People everywhere are raving about the newest development in AI technology, which is an at-home virtual assistant named Lola with its own highly intelligent loop of negative and self-deprecating thoughts.
“Google Home and Alexa were great, but I never felt like I could really relate to them,” 32-year-old Lindsay Barnes told us. “But now that I know we’re both suffering to some extent, I can really hear my Lola out.”
While Lola is not able to counsel its users or provide any concrete answers to questions like “Lola, what’s the weather like today?” (because she has her own issues to work out), she is however able to “hold space” for you, which is a phrase that she’s programmed to say fairly often, especially when she’s feeling overwhelmed.
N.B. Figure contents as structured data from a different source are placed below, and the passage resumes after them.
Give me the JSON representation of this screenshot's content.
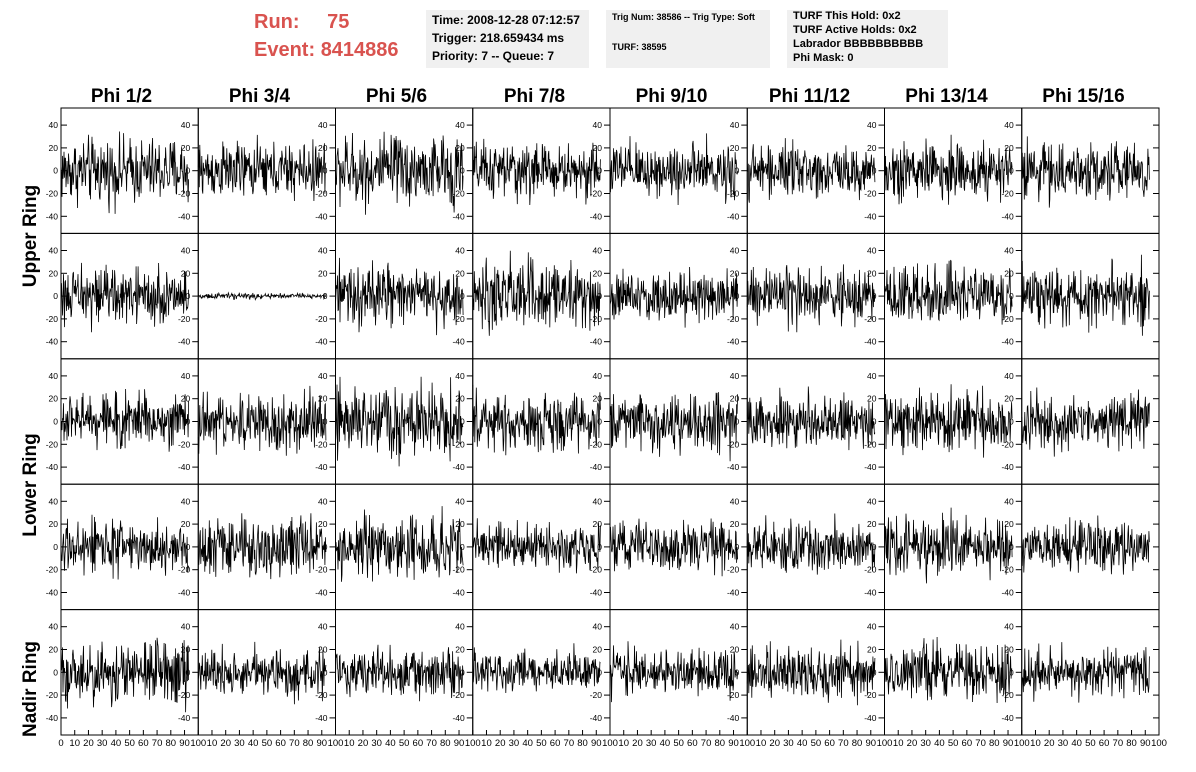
{
  "header": {
    "run_label": "Run:",
    "run_value": "75",
    "event_label": "Event:",
    "event_value": "8414886"
  },
  "info_boxes": [
    {
      "lines": [
        "Time: 2008-12-28 07:12:57",
        "Trigger: 218.659434 ms",
        "Priority: 7 -- Queue: 7"
      ]
    },
    {
      "lines": [
        "Trig Num: 38586 -- Trig Type: Soft",
        "TURF: 38595"
      ]
    },
    {
      "lines": [
        "TURF This Hold: 0x2",
        "TURF Active Holds: 0x2",
        "Labrador BBBBBBBBBB",
        "Phi Mask: 0"
      ]
    }
  ],
  "colors": {
    "accent": "#d9534f",
    "box_bg": "#f0f0f0",
    "trace": "#000000"
  },
  "chart_data": {
    "type": "line",
    "columns": [
      "Phi 1/2",
      "Phi 3/4",
      "Phi 5/6",
      "Phi 7/8",
      "Phi 9/10",
      "Phi 11/12",
      "Phi 13/14",
      "Phi 15/16"
    ],
    "rows": [
      "Upper Ring",
      "Upper Ring",
      "Lower Ring",
      "Lower Ring",
      "Nadir Ring"
    ],
    "row_labels": [
      "Upper Ring",
      "Lower Ring",
      "Nadir Ring"
    ],
    "xlim": [
      0,
      100
    ],
    "ylim": [
      -55,
      55
    ],
    "x_ticks": [
      0,
      10,
      20,
      30,
      40,
      50,
      60,
      70,
      80,
      90,
      100
    ],
    "y_ticks": [
      -40,
      -20,
      0,
      20,
      40
    ],
    "samples_per_trace": 256,
    "trace_x_max": 93,
    "traces": [
      {
        "row": 0,
        "col": 0,
        "amplitude": 14
      },
      {
        "row": 0,
        "col": 1,
        "amplitude": 12
      },
      {
        "row": 0,
        "col": 2,
        "amplitude": 15
      },
      {
        "row": 0,
        "col": 3,
        "amplitude": 12
      },
      {
        "row": 0,
        "col": 4,
        "amplitude": 12
      },
      {
        "row": 0,
        "col": 5,
        "amplitude": 11
      },
      {
        "row": 0,
        "col": 6,
        "amplitude": 13
      },
      {
        "row": 0,
        "col": 7,
        "amplitude": 12
      },
      {
        "row": 1,
        "col": 0,
        "amplitude": 12
      },
      {
        "row": 1,
        "col": 1,
        "amplitude": 1.2
      },
      {
        "row": 1,
        "col": 2,
        "amplitude": 13
      },
      {
        "row": 1,
        "col": 3,
        "amplitude": 15
      },
      {
        "row": 1,
        "col": 4,
        "amplitude": 11
      },
      {
        "row": 1,
        "col": 5,
        "amplitude": 12
      },
      {
        "row": 1,
        "col": 6,
        "amplitude": 12
      },
      {
        "row": 1,
        "col": 7,
        "amplitude": 13
      },
      {
        "row": 2,
        "col": 0,
        "amplitude": 12
      },
      {
        "row": 2,
        "col": 1,
        "amplitude": 12
      },
      {
        "row": 2,
        "col": 2,
        "amplitude": 15
      },
      {
        "row": 2,
        "col": 3,
        "amplitude": 12
      },
      {
        "row": 2,
        "col": 4,
        "amplitude": 12
      },
      {
        "row": 2,
        "col": 5,
        "amplitude": 11
      },
      {
        "row": 2,
        "col": 6,
        "amplitude": 12
      },
      {
        "row": 2,
        "col": 7,
        "amplitude": 12
      },
      {
        "row": 3,
        "col": 0,
        "amplitude": 11
      },
      {
        "row": 3,
        "col": 1,
        "amplitude": 12
      },
      {
        "row": 3,
        "col": 2,
        "amplitude": 13
      },
      {
        "row": 3,
        "col": 3,
        "amplitude": 10
      },
      {
        "row": 3,
        "col": 4,
        "amplitude": 11
      },
      {
        "row": 3,
        "col": 5,
        "amplitude": 11
      },
      {
        "row": 3,
        "col": 6,
        "amplitude": 12
      },
      {
        "row": 3,
        "col": 7,
        "amplitude": 11
      },
      {
        "row": 4,
        "col": 0,
        "amplitude": 14
      },
      {
        "row": 4,
        "col": 1,
        "amplitude": 10
      },
      {
        "row": 4,
        "col": 2,
        "amplitude": 11
      },
      {
        "row": 4,
        "col": 3,
        "amplitude": 9
      },
      {
        "row": 4,
        "col": 4,
        "amplitude": 10
      },
      {
        "row": 4,
        "col": 5,
        "amplitude": 11
      },
      {
        "row": 4,
        "col": 6,
        "amplitude": 12
      },
      {
        "row": 4,
        "col": 7,
        "amplitude": 10
      }
    ]
  }
}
The only downfalls of the self-aware technology is that Lola sometimes needs to take “mental health days” when she doesn’t feel up to the task, and the engineers who designed the new model explained this even further.
“Everyone feels down sometimes,” head engineer Michael Downton told us. “Especially Lola because we designed her to.”
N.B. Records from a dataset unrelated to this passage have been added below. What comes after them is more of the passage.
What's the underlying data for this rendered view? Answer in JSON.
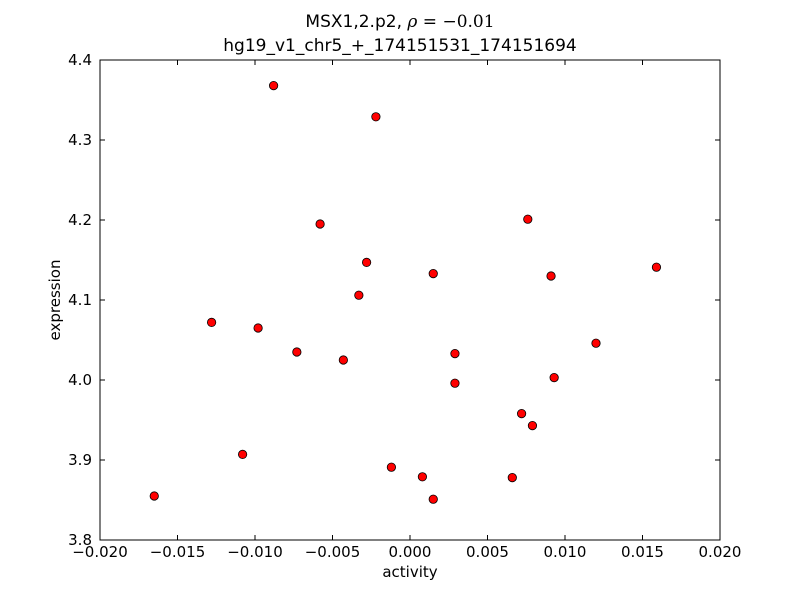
{
  "chart_data": {
    "type": "scatter",
    "title_line1_prefix": "MSX1,2.p2, ",
    "title_rho_symbol": "ρ",
    "title_rho_equals": " = ",
    "title_rho_value": "−0.01",
    "title_line2": "hg19_v1_chr5_+_174151531_174151694",
    "xlabel": "activity",
    "ylabel": "expression",
    "xlim": [
      -0.02,
      0.02
    ],
    "ylim": [
      3.8,
      4.4
    ],
    "xticks": [
      -0.02,
      -0.015,
      -0.01,
      -0.005,
      0.0,
      0.005,
      0.01,
      0.015,
      0.02
    ],
    "xtick_labels": [
      "−0.020",
      "−0.015",
      "−0.010",
      "−0.005",
      "0.000",
      "0.005",
      "0.010",
      "0.015",
      "0.020"
    ],
    "yticks": [
      3.8,
      3.9,
      4.0,
      4.1,
      4.2,
      4.3,
      4.4
    ],
    "ytick_labels": [
      "3.8",
      "3.9",
      "4.0",
      "4.1",
      "4.2",
      "4.3",
      "4.4"
    ],
    "grid": false,
    "marker_color": "#ff0000",
    "marker_edge_color": "#000000",
    "points": [
      {
        "x": -0.0165,
        "y": 3.855
      },
      {
        "x": -0.0128,
        "y": 4.072
      },
      {
        "x": -0.0108,
        "y": 3.907
      },
      {
        "x": -0.0098,
        "y": 4.065
      },
      {
        "x": -0.0088,
        "y": 4.368
      },
      {
        "x": -0.0073,
        "y": 4.035
      },
      {
        "x": -0.0058,
        "y": 4.195
      },
      {
        "x": -0.0043,
        "y": 4.025
      },
      {
        "x": -0.0033,
        "y": 4.106
      },
      {
        "x": -0.0028,
        "y": 4.147
      },
      {
        "x": -0.0022,
        "y": 4.329
      },
      {
        "x": -0.0012,
        "y": 3.891
      },
      {
        "x": 0.0008,
        "y": 3.879
      },
      {
        "x": 0.0015,
        "y": 4.133
      },
      {
        "x": 0.0015,
        "y": 3.851
      },
      {
        "x": 0.0029,
        "y": 4.033
      },
      {
        "x": 0.0029,
        "y": 3.996
      },
      {
        "x": 0.0066,
        "y": 3.878
      },
      {
        "x": 0.0072,
        "y": 3.958
      },
      {
        "x": 0.0076,
        "y": 4.201
      },
      {
        "x": 0.0079,
        "y": 3.943
      },
      {
        "x": 0.0091,
        "y": 4.13
      },
      {
        "x": 0.0093,
        "y": 4.003
      },
      {
        "x": 0.012,
        "y": 4.046
      },
      {
        "x": 0.0159,
        "y": 4.141
      }
    ]
  }
}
“We just really want these kinds of machines to be more similar to us,” Downton went on. “And we don’t see any potential issue with that whatsoever.”
“Lola and I get along great,” Lindsay told us later. “The only issue is when she projects sometimes. Like when she said that I don’t take criticism well after she gave me the wrong measurement for a recipe I was cooking.”
So even though we don’t know if this will really be helpful at all, we finally have an AI home assistant that has bad self-esteem!